Attached files

file filename
8-K - FORM 8-K - GENESIS ENERGY LPd288299d8k.htm
EX-8.1 - OPINION OF AKIN GUMP STRAUSS HAUER & FELD LLP - GENESIS ENERGY LPd288299dex81.htm
EX-99.1 - PRESS RELEASE OF GENESIS ENERGY, L.P. DATED JANUARY 23, 2012 - GENESIS ENERGY LPd288299dex991.htm
EX-1.1 - UNDERWRITING AGREEMENT DATED JANUARY 24, 2012 - GENESIS ENERGY LPd288299dex11.htm

Exhibit 99.2

Genesis Energy, L.P. Prices Secondary Offering by Selling Unitholders

HOUSTON — (BUSINESS WIRE) — Genesis Energy, L.P. (NYSE: GEL — News) today announced the pricing of an underwritten secondary public offering of 2,250,000 common units representing limited partner interests by certain of its unitholders, including affiliates of Quintana Capital Group II, L.P., EIV Capital Fund LP and certain members of the Davison family. The offering was priced at $27.79 per common unit. The underwriters have been granted a 30-day option to purchase up to 337,500 additional common units from the selling unitholders. Genesis will not receive any of the proceeds from the common units sold by the selling unitholders and the number of outstanding common units will remain unchanged.

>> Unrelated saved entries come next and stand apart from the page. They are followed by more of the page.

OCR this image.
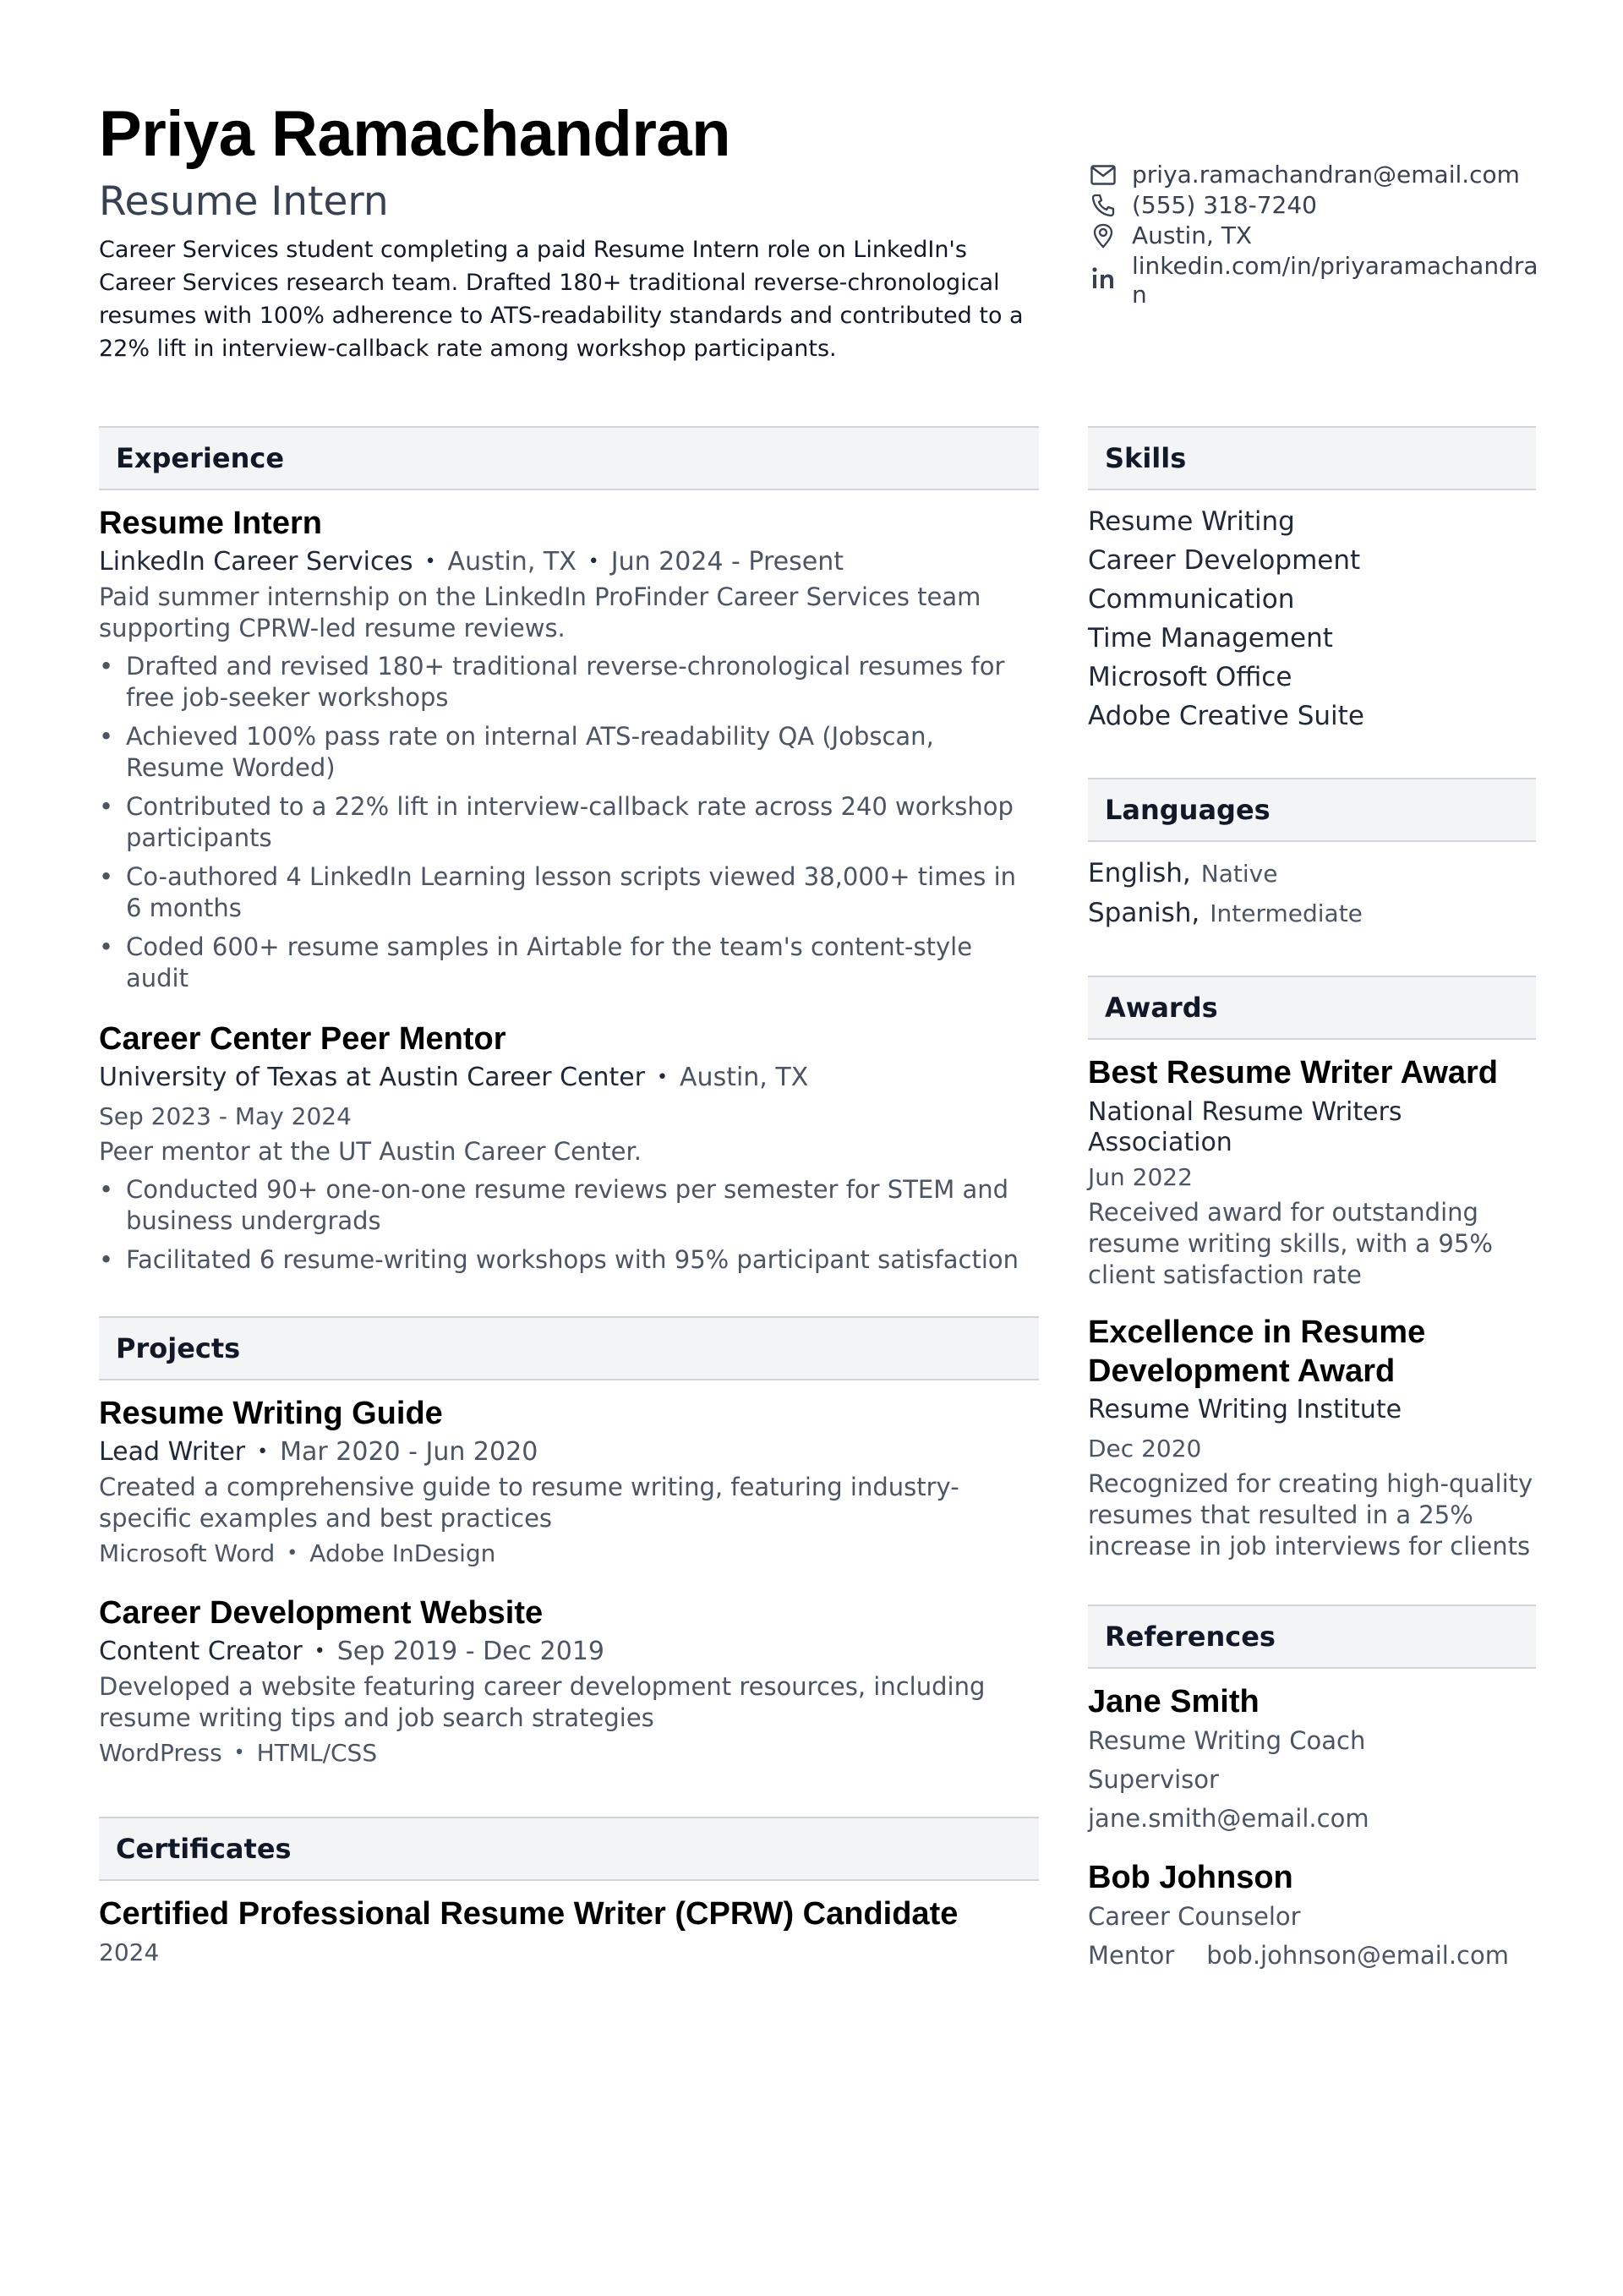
Priya Ramachandran
Resume Intern
Career Services student completing a paid Resume Intern role on LinkedIn's Career Services research team. Drafted 180+ traditional reverse-chronological resumes with 100% adherence to ATS-readability standards and contributed to a 22% lift in interview-callback rate among workshop participants.
priya.ramachandran@email.com
(555) 318-7240
Austin, TX
linkedin.com/in/priyaramachandran
Experience
Resume Intern
LinkedIn Career Services • Austin, TX • Jun 2024 - Present
Paid summer internship on the LinkedIn ProFinder Career Services team supporting CPRW-led resume reviews.
• Drafted and revised 180+ traditional reverse-chronological resumes for free job-seeker workshops
• Achieved 100% pass rate on internal ATS-readability QA (Jobscan, Resume Worded)
• Contributed to a 22% lift in interview-callback rate across 240 workshop participants
• Co-authored 4 LinkedIn Learning lesson scripts viewed 38,000+ times in 6 months
• Coded 600+ resume samples in Airtable for the team's content-style audit
Career Center Peer Mentor
University of Texas at Austin Career Center • Austin, TX
Sep 2023 - May 2024
Peer mentor at the UT Austin Career Center.
• Conducted 90+ one-on-one resume reviews per semester for STEM and business undergrads
• Facilitated 6 resume-writing workshops with 95% participant satisfaction
Projects
Resume Writing Guide
Lead Writer • Mar 2020 - Jun 2020
Created a comprehensive guide to resume writing, featuring industry-specific examples and best practices
Microsoft Word • Adobe InDesign
Career Development Website
Content Creator • Sep 2019 - Dec 2019
Developed a website featuring career development resources, including resume writing tips and job search strategies
WordPress • HTML/CSS
Certificates
Certified Professional Resume Writer (CPRW) Candidate
2024
Skills
Resume Writing
Career Development
Communication
Time Management
Microsoft Office
Adobe Creative Suite
Languages
English, Native
Spanish, Intermediate
Awards
Best Resume Writer Award
National Resume Writers Association
Jun 2022
Received award for outstanding resume writing skills, with a 95% client satisfaction rate
Excellence in Resume Development Award
Resume Writing Institute
Dec 2020
Recognized for creating high-quality resumes that resulted in a 25% increase in job interviews for clients
References
Jane Smith
Resume Writing Coach
Supervisor
jane.smith@email.com
Bob Johnson
Career Counselor
Mentor bob.johnson@email.com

Barclays Capital Inc. is acting as sole book-running manager for the common units offering. Stifel Nicolaus & Company, Incorporated is acting as a co-manager. The offering is expected to settle and close January 27, 2012, subject to customary closing conditions.

Copies of the final prospectus supplement and accompanying base prospectuses relating to this offering, when available, may be obtained by contacting Barclays Capital Inc. by mail at c/o Broadridge Financial Solutions, 1155 Long Island Avenue, Edgewood, NY 11717, by telephone at 888-603-5847, or by e-mail: barclaysprospectus@broadridge.com.

This press release does not constitute an offer to sell or a solicitation of an offer to buy any securities nor shall there be any sale of these securities in any state or jurisdiction in which such an offer, solicitation or sale would be unlawful prior to registration or qualification under the securities laws of any such jurisdiction. The offer is being made only through the prospectus supplement and accompanying base prospectuses, each of which is part of one or both of our effective shelf registration statements.

Genesis Energy, L.P. is a diversified midstream energy master limited partnership headquartered in Houston, Texas. Genesis’ operations include pipeline transportation, refinery services and supply and logistics. The Pipeline Transportation Division is engaged in the pipeline transportation of crude oil and carbon dioxide. The Refinery Services Division primarily processes sour gas streams to remove sulfur at refining operations, principally located in Texas, Louisiana and Arkansas. The Supply and Logistics Division is engaged in the transportation, storage and supply and marketing of energy products, including crude oil, refined products, and certain industrial gases. Genesis’ operations are primarily located in Texas, Louisiana, Arkansas, Mississippi, Alabama, Florida and the Gulf of Mexico.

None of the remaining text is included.